Your Apple Watch will also gain a new Nightstand mode. This allows your watch to still be useful when you are no longer wearing it and it's charging for the night. In this mode, your watch will display the time, date, and alarm, whenever it is touched. When your alarm goes off in the morning, the digital crown and side button on your watch will function as snooze and off buttons respectively.
In addition to announcing updates to OS X, iOS, and watchOS, Apple also announced new developer tools to create applications for its popular platforms.
The most important announcement is arguably the announcement of Swift 2.0 and the decision to make Swift open source later this year. This new version of the Swift language includes better error handling, an improved syntax, and a much faster compiler.

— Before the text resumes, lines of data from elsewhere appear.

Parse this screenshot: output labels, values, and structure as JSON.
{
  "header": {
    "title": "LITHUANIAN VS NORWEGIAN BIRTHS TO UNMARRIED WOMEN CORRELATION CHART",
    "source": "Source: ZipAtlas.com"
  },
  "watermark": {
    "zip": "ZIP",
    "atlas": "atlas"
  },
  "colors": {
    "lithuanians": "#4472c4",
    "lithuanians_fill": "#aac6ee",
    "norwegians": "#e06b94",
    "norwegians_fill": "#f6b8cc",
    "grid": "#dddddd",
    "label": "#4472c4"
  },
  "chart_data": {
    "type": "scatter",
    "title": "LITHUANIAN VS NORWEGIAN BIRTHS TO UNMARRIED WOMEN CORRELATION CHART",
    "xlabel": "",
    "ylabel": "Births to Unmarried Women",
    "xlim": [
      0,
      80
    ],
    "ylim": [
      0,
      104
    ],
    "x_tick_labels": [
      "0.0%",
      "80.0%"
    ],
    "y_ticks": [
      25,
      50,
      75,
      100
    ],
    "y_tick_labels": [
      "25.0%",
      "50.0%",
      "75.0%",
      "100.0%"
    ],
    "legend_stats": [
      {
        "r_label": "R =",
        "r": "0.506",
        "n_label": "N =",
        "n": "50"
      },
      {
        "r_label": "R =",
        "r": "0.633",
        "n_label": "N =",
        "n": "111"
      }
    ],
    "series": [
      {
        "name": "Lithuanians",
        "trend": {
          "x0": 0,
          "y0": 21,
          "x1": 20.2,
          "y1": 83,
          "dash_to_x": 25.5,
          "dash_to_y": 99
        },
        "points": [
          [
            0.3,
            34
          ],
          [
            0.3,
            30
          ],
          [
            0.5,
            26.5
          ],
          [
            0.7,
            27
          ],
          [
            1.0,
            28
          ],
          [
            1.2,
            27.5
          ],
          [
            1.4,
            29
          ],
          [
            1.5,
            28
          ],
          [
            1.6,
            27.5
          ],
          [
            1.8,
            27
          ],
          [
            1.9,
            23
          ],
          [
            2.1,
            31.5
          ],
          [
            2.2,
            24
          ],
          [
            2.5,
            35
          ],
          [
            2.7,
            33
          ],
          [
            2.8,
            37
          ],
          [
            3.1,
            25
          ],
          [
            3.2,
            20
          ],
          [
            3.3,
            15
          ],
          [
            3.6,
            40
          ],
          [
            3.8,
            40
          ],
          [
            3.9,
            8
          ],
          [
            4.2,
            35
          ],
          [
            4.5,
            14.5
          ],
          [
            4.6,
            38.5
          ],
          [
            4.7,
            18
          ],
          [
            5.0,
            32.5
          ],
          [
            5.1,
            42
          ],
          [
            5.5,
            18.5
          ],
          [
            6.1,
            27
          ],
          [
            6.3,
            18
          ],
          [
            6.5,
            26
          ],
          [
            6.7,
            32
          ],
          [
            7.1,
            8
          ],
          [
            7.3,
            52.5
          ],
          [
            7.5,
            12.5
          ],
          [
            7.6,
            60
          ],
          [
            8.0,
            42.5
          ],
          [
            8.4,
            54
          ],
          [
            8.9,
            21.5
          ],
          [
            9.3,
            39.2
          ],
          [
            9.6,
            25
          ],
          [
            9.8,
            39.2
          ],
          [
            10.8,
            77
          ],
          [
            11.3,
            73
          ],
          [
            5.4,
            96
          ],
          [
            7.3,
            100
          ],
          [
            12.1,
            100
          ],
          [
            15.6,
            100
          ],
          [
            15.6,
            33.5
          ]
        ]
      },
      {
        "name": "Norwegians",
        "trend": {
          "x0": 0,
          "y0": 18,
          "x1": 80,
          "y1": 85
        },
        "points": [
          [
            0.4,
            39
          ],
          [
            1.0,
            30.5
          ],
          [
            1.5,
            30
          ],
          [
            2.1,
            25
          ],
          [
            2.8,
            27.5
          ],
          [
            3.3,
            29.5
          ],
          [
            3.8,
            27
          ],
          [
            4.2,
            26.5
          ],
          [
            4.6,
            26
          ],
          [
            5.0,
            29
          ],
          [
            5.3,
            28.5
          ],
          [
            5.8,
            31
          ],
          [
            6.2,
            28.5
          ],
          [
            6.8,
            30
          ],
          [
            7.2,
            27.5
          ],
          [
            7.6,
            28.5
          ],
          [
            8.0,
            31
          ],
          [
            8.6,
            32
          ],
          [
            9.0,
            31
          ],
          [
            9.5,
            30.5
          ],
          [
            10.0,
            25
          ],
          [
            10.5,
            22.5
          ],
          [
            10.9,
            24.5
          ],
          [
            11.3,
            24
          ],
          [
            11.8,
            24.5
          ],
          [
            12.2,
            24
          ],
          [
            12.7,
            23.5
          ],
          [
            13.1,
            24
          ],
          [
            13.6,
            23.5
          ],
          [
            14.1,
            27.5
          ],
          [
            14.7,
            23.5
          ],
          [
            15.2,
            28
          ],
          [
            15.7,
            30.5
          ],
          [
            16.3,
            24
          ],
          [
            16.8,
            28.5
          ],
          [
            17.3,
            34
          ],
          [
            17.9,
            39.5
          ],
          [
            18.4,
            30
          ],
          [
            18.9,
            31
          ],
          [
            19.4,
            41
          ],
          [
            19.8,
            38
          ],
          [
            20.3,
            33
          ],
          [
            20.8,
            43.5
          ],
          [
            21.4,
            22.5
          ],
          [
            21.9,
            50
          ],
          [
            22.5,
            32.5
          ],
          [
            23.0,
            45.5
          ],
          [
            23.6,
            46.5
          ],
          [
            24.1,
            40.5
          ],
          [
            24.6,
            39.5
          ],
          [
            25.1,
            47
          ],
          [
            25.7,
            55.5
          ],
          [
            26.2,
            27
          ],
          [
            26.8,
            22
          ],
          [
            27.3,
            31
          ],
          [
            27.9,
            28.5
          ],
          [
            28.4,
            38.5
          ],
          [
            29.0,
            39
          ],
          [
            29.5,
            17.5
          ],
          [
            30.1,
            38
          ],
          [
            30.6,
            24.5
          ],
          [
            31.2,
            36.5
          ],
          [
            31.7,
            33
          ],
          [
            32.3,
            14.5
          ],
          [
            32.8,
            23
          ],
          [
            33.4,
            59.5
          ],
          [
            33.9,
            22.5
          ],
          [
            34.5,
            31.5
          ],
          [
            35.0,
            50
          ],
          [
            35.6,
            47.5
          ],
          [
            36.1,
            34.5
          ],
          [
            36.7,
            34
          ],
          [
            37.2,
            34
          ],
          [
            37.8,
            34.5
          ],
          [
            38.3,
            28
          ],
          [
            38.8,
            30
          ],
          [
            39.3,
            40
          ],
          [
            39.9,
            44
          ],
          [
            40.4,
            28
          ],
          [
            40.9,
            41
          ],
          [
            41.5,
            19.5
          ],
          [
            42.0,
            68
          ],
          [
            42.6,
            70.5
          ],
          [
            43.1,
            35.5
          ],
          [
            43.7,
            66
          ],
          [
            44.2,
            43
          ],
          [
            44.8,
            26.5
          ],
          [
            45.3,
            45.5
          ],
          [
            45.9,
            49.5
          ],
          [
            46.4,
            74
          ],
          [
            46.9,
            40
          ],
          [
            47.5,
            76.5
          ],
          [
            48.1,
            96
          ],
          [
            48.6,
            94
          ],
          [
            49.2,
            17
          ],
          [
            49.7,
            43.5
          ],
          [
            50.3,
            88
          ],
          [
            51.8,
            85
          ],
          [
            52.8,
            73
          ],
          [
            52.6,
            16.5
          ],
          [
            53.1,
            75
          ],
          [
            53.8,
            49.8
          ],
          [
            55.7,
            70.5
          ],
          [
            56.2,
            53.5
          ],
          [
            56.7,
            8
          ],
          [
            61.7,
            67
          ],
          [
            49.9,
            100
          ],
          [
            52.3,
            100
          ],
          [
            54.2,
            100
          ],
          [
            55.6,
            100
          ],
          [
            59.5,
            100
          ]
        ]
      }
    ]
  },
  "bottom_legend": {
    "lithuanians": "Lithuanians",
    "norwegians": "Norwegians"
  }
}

Xcode 7, the next generation of Apple's popular IDE, brings with it a great deal of new features, including advanced user interface testing and an improved interface builder. For the first time, it will be able to run iOS apps on a physical device without the need for a paid Apple developer account.
This year's "One more thing ..." was focused on music. Apple announced their brand new music streaming service, Apple Music. In addition to streaming all the music that is available on iTunes, Apple Music will also provide a 24/7 worldwide radio station, called Beats 1, and a channel for artists to easily communicate with fans, Connect.
Apple Music memberships will be available for $9.99 per month for a single user or $14.99 per month for a family membership, which can be shared with up to six family members. In a very interesting move, Apple Music will not only be available on iOS and OS X, but also on Windows and Android devices. Apple Music will be available on June 30.
At this year's WWDC, Apple announced a lot of new things regarding their products and services. Free updates for OS X, iOS, watchOS, and Xcode are all coming later this year, with developer betas already available to developers.
Apple's new music streaming service, Apple Music, is launching June 30. It will include a free three-month trial. We will post many more articles and tutorials on Tuts+ to tell you all about iOS 9, OS X El Capitan, and watchOS, so be sure to look out for those.
If you'd like to watch the keynote of this year's WWDC, then you can do so on Apple's website.